La inminencia del peligro les hace "clamar a Je­hová", pues que siempre es allí donde empiezan nues­tras relaciones con Dios; pero la revelación de un sacrificio del cual son responsables y que puede jamás alejar del juicio, repugna a su corazón natural. Pre­ferirían por mucho "remar, para volver a tierra"; además, no pueden desconocer que al precipitar al siervo de Jehová en las aguas, "recae sobre ellos la sangre inocente" (Cap. 1:14). Son pues culpables, pero Dios les enseña que, a pesar de su parte en el sacri­ficio, éste último es para ellos el único medio de sal­vación. Fijarse ahora en el cambio moral que se produce entre los tripulantes: "Entonces aquellos hombres te­mieron a Jehová en gran manera, y ofrecieron sacri­ficios a Jehová, e hicieron votos" (Cap. 1:16).
Su primer paso en el camino de la sabiduría es de temer mucho a Jehová. Toman luego ante El la actitud de adoradores al ofrecerle un sacrificio. Luego "hacen votos". Un voto es la libre devoción a Dios, para servirle sin restricción (Deut. 23:21; Lev. 7:16). Encontramos pues aquí todo un conjunto de hombres salvados, llevados a Dios, transformados en testigos de Su gracia, en adoradores y en servidores que son consagrados a El. En ese barco de las naciones se encuentran en adelante personas salvas, mientras que Jonás, representando a Israel, es tragado en las pro­fundidades del mar de los pueblos.
El primer capítulo de este libro nos hace conocer cómo la obediencia de la fe ha venido a ser hoy la parte de las naciones; el tercer capítulo lleva nuestras miradas hacia un tiempo futuro. El juicio se anun­cia' a Nínive, la "gran ciudad", representando, como capital, el conjunto de los pueblos. Se nos dice que "los hombres de Nínive creyeron a Dios; y publicaron ayuno, y se vistieron de saco, desde el mayor hasta el menor" (Cap. 3:5). Fijarse en que se trata aquí de un ayuno nacional. No se podría decir que no es real, puesto que se basa en la fe en la Palabra de Dios, pero, entre los habitantes de Nínive, esta fe "no tiene raíz en sí" (Mat. 13:21). A pesar de eso, un arrepen­timiento exterior, basado en el temor del juicio, aleja éste por un tiempo. Dos siglos más tarde, la suerte de Nínive se hace definitiva y la ciudad se destruye por completo. Pasará lo mismo cuando se establezca el reino de Cristo. Colocadas en presencia de Sus juicios, las naciones se someterán a El y reconocerán al Dios de Israel (Salmo 18:44), pero cuando, después de mil años de este reino glorioso, Satanás será suelto y podrá nuevamente seducirlas, sufrirán el juicio final.
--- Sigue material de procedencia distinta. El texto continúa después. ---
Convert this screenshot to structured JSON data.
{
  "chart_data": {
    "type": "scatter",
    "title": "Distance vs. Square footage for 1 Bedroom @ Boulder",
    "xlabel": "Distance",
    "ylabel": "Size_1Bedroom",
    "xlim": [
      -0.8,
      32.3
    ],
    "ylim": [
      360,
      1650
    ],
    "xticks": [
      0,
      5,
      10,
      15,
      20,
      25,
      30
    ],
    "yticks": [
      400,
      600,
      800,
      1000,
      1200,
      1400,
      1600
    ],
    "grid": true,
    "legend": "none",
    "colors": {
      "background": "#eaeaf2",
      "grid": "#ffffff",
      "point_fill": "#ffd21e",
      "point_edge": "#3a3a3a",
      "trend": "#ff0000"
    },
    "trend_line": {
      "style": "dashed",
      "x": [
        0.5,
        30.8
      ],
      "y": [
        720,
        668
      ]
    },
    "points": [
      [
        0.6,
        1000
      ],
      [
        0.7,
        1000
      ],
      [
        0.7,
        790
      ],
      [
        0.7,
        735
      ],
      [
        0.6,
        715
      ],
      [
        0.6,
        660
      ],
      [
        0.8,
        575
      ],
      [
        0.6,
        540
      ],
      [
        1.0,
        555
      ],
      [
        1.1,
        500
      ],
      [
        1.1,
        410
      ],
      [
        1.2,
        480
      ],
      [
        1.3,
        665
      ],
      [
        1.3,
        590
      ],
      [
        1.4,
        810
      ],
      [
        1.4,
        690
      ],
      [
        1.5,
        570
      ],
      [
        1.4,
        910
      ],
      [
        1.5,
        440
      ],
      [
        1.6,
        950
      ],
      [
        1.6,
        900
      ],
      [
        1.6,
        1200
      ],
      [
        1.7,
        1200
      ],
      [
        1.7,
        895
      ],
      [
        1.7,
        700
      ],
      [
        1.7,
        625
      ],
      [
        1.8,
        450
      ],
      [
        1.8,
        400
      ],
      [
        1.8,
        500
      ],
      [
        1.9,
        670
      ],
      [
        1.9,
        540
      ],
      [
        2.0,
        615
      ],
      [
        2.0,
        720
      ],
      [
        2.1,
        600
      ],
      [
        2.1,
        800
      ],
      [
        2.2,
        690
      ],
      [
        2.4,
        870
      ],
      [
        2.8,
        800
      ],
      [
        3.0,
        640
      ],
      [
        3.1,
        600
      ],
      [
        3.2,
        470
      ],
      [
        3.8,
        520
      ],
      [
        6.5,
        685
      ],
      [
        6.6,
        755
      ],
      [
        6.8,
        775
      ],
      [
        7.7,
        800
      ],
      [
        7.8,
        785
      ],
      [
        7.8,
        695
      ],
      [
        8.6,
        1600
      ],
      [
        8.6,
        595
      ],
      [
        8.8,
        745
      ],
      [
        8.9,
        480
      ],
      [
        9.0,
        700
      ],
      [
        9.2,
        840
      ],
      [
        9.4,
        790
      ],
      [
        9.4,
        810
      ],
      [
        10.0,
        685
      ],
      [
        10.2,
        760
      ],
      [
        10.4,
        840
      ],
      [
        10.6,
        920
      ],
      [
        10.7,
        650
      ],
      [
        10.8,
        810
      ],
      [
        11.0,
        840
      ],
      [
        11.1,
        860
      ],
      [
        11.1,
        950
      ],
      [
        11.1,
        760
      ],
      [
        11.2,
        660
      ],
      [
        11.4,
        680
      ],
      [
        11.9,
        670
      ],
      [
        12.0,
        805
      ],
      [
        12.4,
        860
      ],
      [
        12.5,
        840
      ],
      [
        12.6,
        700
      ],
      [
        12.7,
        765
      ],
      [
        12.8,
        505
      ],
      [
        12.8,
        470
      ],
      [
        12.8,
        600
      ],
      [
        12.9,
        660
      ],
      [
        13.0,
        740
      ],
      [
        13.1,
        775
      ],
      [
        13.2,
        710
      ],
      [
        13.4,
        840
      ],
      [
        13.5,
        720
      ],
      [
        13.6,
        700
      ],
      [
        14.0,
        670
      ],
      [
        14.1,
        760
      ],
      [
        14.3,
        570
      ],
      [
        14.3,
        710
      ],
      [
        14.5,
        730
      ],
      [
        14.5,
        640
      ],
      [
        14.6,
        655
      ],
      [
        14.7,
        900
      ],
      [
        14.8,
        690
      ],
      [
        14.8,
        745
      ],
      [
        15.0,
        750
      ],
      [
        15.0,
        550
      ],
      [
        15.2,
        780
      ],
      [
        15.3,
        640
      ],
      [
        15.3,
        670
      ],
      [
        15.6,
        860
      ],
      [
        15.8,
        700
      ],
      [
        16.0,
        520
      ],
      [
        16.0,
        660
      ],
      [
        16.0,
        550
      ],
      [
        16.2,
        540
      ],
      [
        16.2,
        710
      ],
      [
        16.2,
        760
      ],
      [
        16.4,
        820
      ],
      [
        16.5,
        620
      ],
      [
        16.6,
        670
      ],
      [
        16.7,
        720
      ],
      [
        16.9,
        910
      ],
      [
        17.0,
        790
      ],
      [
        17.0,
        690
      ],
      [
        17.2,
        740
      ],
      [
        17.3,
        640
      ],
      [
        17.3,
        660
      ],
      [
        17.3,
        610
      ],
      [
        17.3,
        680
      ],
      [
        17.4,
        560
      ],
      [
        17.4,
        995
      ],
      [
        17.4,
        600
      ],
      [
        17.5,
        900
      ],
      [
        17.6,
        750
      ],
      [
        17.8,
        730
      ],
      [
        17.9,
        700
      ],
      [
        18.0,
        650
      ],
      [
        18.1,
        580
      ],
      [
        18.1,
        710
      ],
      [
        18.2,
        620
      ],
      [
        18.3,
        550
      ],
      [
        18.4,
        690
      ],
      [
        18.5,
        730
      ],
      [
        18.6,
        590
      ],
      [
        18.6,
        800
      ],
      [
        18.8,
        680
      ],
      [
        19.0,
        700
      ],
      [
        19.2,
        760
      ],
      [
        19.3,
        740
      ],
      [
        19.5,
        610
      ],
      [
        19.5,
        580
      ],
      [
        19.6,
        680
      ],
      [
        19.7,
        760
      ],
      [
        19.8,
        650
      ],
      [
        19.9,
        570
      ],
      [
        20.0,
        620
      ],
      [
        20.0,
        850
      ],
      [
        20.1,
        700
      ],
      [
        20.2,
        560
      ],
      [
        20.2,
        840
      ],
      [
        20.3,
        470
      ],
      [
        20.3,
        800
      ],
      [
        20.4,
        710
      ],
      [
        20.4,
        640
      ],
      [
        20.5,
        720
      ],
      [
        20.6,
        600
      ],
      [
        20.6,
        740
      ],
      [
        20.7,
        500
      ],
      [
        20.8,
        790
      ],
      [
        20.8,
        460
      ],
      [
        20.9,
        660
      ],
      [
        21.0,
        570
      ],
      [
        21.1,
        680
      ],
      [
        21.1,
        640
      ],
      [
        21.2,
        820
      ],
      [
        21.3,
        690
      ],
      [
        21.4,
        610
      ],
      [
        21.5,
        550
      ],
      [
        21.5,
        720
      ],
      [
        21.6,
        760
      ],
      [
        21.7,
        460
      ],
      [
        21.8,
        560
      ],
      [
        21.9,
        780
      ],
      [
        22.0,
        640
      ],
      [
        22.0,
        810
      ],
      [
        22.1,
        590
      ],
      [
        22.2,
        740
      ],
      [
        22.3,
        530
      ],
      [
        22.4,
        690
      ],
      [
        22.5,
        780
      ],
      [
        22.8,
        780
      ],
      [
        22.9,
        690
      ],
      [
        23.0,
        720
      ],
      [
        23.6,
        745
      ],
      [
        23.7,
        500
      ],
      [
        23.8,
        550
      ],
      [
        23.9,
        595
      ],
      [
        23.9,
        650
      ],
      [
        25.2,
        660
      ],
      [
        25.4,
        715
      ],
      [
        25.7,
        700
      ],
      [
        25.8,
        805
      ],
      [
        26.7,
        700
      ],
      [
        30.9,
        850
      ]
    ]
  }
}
Este arrepentimiento de Nínive lleva nuestros pen­samientos hacia los días serios que atravesamos. La mano de Dios descansa pesadamente sobre los pueblos. Parece que Su voz se hace oír, diciendo: "¡De aquí a cuarenta días Nínive será destruida". Las naciones, como tales, ¿no deberían arrepentirse y "publicar ayuno"? Emperadores y reyes, grandes y pequeños, ¿no deberían "clamar con ahínco a Dios y volverse cada cual de su camino malo y de la injusticia que haya en sus manos?" "¿Quién sabe si no se volverá y se arrepentirá Dios, apartándose del calor de su ira, de modo que no perezcan?" Dios puede arrepen­tirse, cambiar la dirección de Sus caminos hacia los hombres, cuando ellos cambien sus propios caminos y se vuelvan de ellos. ¡Ojalá estas palabras, como anti­guamente las de Jonás, encuentren eco en el corazón de los pueblos!